The recession has been relatively kind to Montana's tourism industry, though Brent Olson might say otherwise. On Sept. 19, Olson, the owner of Lolo Hot Springs, a year-round resort on Highway 12 between Lolo and the Montana-Idaho border, filed for Chapter 11 bankruptcy protection.
"Our business has dropped off probably about a third of what it used to be," says Olson, a Las Vegas-based real estate investor. "We just didn't have the income to be able to make the loan payments."
The resort's restaurant and bar have been hit the hardest, Olson says, because more and more visitors are bringing their own food. Still, he doesn't think Imperial Oil's gigantic test module, which has been parked in front of the nearby Lodge at Lolo Hot Springs for about six months, has helped any. The lodge has been compensated for the inconvenience; the resort hasn't.

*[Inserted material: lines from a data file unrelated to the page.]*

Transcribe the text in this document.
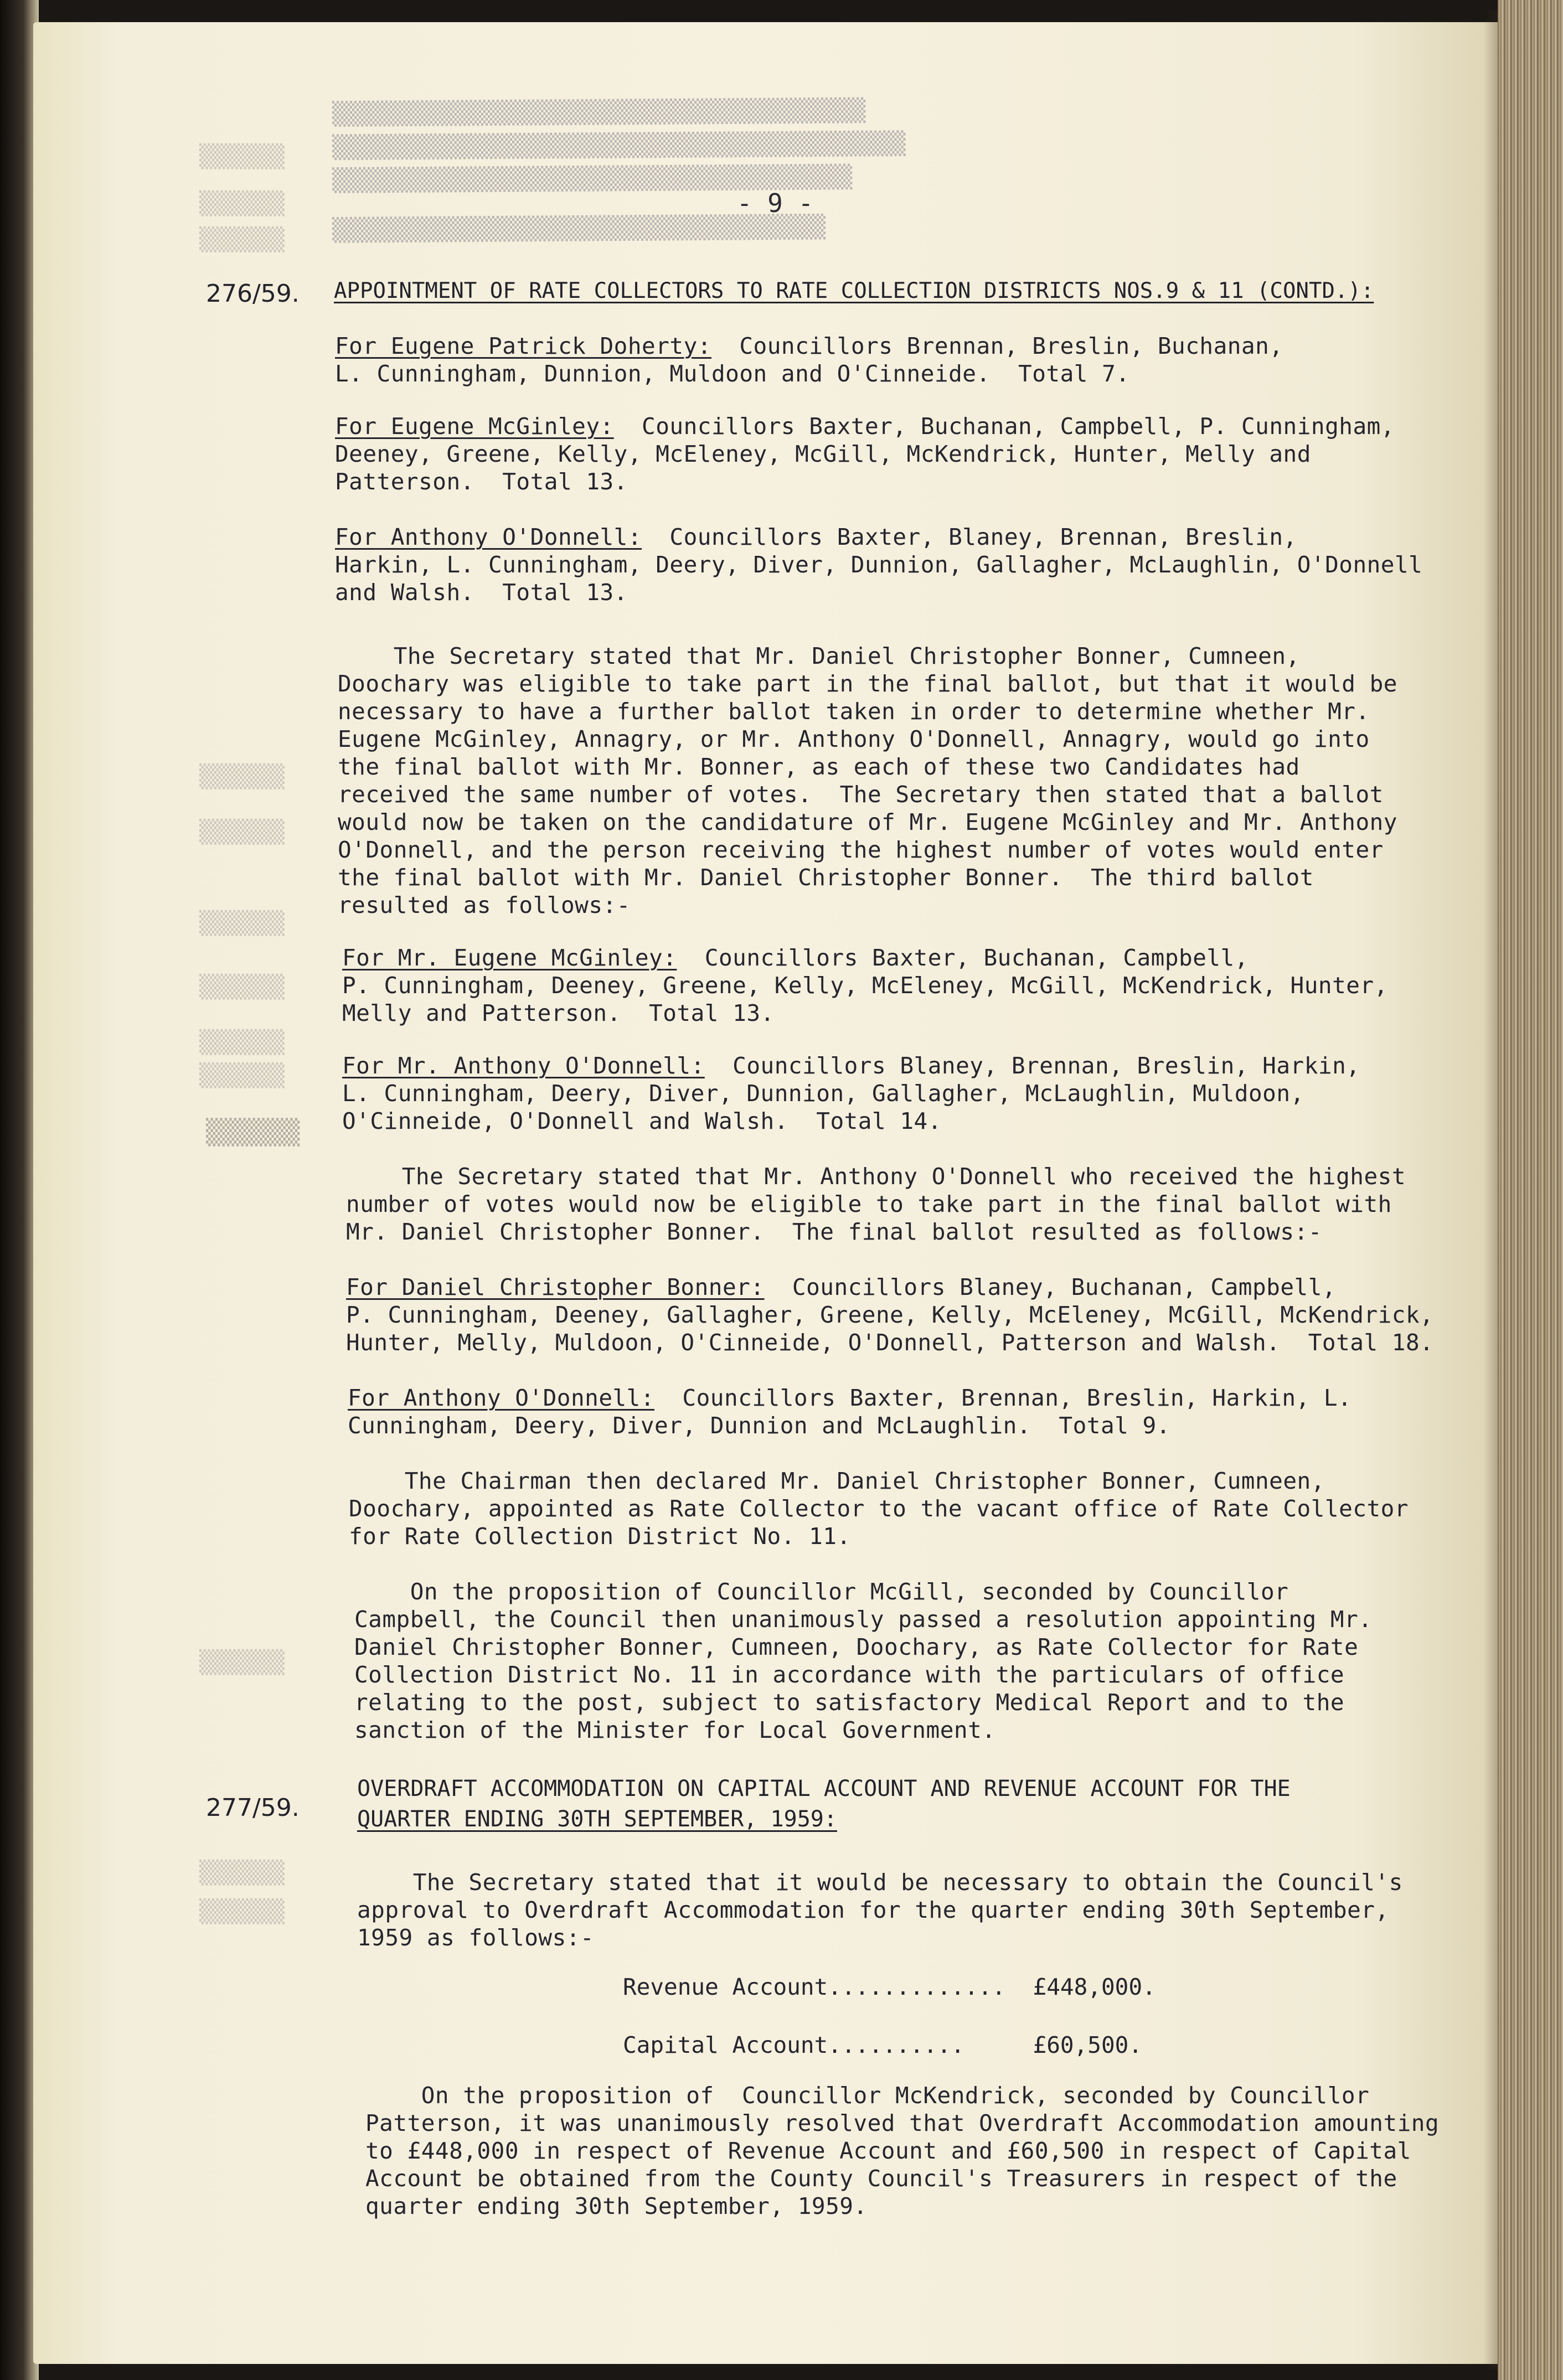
▒▒▒▒▒▒▒▒▒▒▒▒▒▒▒▒▒▒▒▒▒▒▒▒▒▒▒▒▒▒▒▒▒▒▒▒▒▒▒▒
▒▒▒▒▒▒▒▒▒▒▒▒▒▒▒▒▒▒▒▒▒▒▒▒▒▒▒▒▒▒▒▒▒▒▒▒▒▒▒▒▒▒▒
▒▒▒▒▒▒▒▒▒▒▒▒▒▒▒▒▒▒▒▒▒▒▒▒▒▒▒▒▒▒▒▒▒▒▒▒▒▒▒
▒▒▒▒▒▒▒▒▒▒▒▒▒▒▒▒▒▒▒▒▒▒▒▒▒▒▒▒▒▒▒▒▒▒▒▒▒
▒▒▒▒▒
▒▒▒▒▒
▒▒▒▒▒
▒▒▒▒▒
▒▒▒▒▒
▒▒▒▒▒
▒▒▒▒▒
▒▒▒▒▒
▒▒▒▒▒
▒▒▒▒▒
▒▒▒▒▒
▒▒▒▒▒
- 9 -
276/59. APPOINTMENT OF RATE COLLECTORS TO RATE COLLECTION DISTRICTS NOS.9 & 11 (CONTD.):
For Eugene Patrick Doherty:  Councillors Brennan, Breslin, Buchanan,
L. Cunningham, Dunnion, Muldoon and O'Cinneide.  Total 7.
For Eugene McGinley:  Councillors Baxter, Buchanan, Campbell, P. Cunningham,
Deeney, Greene, Kelly, McEleney, McGill, McKendrick, Hunter, Melly and
Patterson.  Total 13.
For Anthony O'Donnell:  Councillors Baxter, Blaney, Brennan, Breslin,
Harkin, L. Cunningham, Deery, Diver, Dunnion, Gallagher, McLaughlin, O'Donnell
and Walsh.  Total 13.
The Secretary stated that Mr. Daniel Christopher Bonner, Cumneen,
Doochary was eligible to take part in the final ballot, but that it would be
necessary to have a further ballot taken in order to determine whether Mr.
Eugene McGinley, Annagry, or Mr. Anthony O'Donnell, Annagry, would go into
the final ballot with Mr. Bonner, as each of these two Candidates had
received the same number of votes.  The Secretary then stated that a ballot
would now be taken on the candidature of Mr. Eugene McGinley and Mr. Anthony
O'Donnell, and the person receiving the highest number of votes would enter
the final ballot with Mr. Daniel Christopher Bonner.  The third ballot
resulted as follows:-
For Mr. Eugene McGinley:  Councillors Baxter, Buchanan, Campbell,
P. Cunningham, Deeney, Greene, Kelly, McEleney, McGill, McKendrick, Hunter,
Melly and Patterson.  Total 13.
For Mr. Anthony O'Donnell:  Councillors Blaney, Brennan, Breslin, Harkin,
L. Cunningham, Deery, Diver, Dunnion, Gallagher, McLaughlin, Muldoon,
O'Cinneide, O'Donnell and Walsh.  Total 14.
▒▒▒▒▒
The Secretary stated that Mr. Anthony O'Donnell who received the highest
number of votes would now be eligible to take part in the final ballot with
Mr. Daniel Christopher Bonner.  The final ballot resulted as follows:-
For Daniel Christopher Bonner:  Councillors Blaney, Buchanan, Campbell,
P. Cunningham, Deeney, Gallagher, Greene, Kelly, McEleney, McGill, McKendrick,
Hunter, Melly, Muldoon, O'Cinneide, O'Donnell, Patterson and Walsh.  Total 18.
For Anthony O'Donnell:  Councillors Baxter, Brennan, Breslin, Harkin, L.
Cunningham, Deery, Diver, Dunnion and McLaughlin.  Total 9.
The Chairman then declared Mr. Daniel Christopher Bonner, Cumneen,
Doochary, appointed as Rate Collector to the vacant office of Rate Collector
for Rate Collection District No. 11.
On the proposition of Councillor McGill, seconded by Councillor
Campbell, the Council then unanimously passed a resolution appointing Mr.
Daniel Christopher Bonner, Cumneen, Doochary, as Rate Collector for Rate
Collection District No. 11 in accordance with the particulars of office
relating to the post, subject to satisfactory Medical Report and to the
sanction of the Minister for Local Government.
277/59.
OVERDRAFT ACCOMMODATION ON CAPITAL ACCOUNT AND REVENUE ACCOUNT FOR THE
QUARTER ENDING 30TH SEPTEMBER, 1959:
The Secretary stated that it would be necessary to obtain the Council's
approval to Overdraft Accommodation for the quarter ending 30th September,
1959 as follows:-
Revenue Account............. £448,000.
Capital Account..........	£60,500.
On the proposition of  Councillor McKendrick, seconded by Councillor
Patterson, it was unanimously resolved that Overdraft Accommodation amounting
to £448,000 in respect of Revenue Account and £60,500 in respect of Capital
Account be obtained from the County Council's Treasurers in respect of the
quarter ending 30th September, 1959.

Olson has owned Lolo Hot Springs since 2007. As he attempts to reorganize its debt, Handicapped Challenge, a Troy-based nonprofit that held an event for special needs families there last September, is attempting to purchase the resort. Olson says the organization made an offer months ago but there haven't been any further discussions because it's short on cash, too.
"At this point, all I can say is we need a lot of help," says Handicapped Challenge founder Darrell Eby.

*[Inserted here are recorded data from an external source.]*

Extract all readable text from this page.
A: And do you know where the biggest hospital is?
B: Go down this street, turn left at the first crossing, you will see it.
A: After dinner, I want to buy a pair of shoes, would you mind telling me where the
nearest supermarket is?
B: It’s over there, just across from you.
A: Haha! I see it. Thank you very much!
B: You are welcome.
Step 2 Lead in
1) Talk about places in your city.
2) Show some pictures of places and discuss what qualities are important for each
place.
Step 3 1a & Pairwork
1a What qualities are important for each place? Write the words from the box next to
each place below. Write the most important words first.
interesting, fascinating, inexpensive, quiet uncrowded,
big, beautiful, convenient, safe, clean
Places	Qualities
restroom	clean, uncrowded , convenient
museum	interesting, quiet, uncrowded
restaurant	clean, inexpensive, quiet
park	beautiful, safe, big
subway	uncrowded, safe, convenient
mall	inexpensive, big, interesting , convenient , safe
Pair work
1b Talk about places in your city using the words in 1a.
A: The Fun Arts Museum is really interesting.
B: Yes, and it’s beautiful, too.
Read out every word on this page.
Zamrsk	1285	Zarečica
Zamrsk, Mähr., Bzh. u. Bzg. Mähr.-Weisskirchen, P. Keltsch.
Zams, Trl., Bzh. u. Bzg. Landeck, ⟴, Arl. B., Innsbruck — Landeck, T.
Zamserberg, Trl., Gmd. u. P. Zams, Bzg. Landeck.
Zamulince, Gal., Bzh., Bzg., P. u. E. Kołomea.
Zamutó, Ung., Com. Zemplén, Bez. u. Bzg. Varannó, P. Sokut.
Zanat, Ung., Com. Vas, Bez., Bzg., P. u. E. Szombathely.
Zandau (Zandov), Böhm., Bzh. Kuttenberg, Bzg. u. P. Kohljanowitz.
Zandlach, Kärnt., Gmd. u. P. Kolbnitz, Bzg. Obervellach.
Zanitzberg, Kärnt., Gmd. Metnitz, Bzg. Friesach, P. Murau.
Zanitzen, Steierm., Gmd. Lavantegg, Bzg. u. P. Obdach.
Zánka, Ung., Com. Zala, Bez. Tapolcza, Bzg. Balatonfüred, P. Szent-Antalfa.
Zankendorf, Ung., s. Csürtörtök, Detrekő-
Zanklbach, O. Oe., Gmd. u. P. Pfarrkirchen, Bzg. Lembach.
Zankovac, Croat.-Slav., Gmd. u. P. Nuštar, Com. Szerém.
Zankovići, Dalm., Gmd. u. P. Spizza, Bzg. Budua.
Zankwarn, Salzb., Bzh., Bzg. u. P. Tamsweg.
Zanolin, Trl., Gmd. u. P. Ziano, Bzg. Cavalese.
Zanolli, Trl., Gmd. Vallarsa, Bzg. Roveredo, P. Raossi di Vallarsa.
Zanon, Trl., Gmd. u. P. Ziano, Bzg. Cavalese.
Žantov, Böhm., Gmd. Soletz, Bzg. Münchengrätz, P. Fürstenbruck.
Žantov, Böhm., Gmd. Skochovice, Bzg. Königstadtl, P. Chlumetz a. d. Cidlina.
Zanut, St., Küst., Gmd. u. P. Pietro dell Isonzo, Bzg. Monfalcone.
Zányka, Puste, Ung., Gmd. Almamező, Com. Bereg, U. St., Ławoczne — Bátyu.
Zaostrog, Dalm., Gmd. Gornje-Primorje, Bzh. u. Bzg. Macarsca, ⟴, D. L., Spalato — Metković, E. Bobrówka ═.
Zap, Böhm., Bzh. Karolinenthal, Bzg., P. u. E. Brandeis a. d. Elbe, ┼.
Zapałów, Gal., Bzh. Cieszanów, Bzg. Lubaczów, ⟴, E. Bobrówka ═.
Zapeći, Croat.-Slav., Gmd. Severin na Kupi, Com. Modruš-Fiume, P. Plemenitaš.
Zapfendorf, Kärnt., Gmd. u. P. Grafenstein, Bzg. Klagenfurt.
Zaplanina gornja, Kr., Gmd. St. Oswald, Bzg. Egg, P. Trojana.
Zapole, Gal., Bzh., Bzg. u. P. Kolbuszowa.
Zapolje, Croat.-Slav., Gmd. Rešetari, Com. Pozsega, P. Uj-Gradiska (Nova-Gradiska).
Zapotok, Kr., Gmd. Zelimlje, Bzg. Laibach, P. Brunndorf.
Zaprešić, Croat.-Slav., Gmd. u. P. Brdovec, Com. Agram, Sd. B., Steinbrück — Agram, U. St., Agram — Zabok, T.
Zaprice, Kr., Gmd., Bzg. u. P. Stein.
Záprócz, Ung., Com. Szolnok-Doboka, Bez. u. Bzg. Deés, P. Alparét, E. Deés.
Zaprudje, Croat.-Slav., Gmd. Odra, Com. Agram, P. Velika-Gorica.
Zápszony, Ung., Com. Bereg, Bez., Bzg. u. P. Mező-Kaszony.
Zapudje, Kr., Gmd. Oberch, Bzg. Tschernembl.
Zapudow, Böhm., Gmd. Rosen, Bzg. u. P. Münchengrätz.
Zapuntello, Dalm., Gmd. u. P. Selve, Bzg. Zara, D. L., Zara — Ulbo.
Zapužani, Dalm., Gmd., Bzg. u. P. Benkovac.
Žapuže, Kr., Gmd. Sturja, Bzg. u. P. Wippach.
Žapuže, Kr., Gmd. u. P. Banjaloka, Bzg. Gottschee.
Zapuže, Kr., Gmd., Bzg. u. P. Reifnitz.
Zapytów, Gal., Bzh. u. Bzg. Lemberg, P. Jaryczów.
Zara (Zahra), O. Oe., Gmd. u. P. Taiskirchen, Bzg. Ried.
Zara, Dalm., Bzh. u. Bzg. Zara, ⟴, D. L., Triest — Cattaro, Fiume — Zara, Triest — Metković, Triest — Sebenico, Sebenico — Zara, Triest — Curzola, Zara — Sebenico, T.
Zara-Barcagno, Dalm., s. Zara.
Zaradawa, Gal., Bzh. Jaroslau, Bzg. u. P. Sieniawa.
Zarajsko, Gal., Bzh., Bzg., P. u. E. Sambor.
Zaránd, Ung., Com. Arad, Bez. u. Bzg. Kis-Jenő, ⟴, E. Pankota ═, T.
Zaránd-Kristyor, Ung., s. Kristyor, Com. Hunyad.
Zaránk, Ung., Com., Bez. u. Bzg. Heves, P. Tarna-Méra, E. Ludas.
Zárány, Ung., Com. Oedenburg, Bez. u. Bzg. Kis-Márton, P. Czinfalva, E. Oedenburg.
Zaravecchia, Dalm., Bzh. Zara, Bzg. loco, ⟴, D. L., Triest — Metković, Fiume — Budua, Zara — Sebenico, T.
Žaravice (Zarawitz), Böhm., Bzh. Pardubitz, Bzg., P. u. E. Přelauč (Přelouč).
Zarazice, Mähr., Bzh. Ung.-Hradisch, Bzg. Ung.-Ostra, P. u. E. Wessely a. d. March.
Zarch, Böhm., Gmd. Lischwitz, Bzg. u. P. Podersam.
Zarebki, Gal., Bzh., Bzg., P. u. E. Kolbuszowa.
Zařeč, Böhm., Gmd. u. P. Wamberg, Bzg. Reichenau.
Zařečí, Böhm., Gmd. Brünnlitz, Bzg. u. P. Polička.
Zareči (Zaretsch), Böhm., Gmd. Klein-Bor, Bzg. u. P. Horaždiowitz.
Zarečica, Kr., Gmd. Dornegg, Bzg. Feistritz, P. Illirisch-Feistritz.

Eby has big plans for Lolo Hot Springs. He wants to make it a destination resort for children with disabilities. He envisions a new dormitory, swimming pool, fishing pond, and suites for families. "It's an escape from reality," he says—one that he thinks will cost around $16 million. He's looking for donors and investors and trying to form a Missoula-based advisory committee. But, he says, the effort is "kind of stuck here in first gear."
"Everybody's in the same boat with the economic times like they are," Olson adds.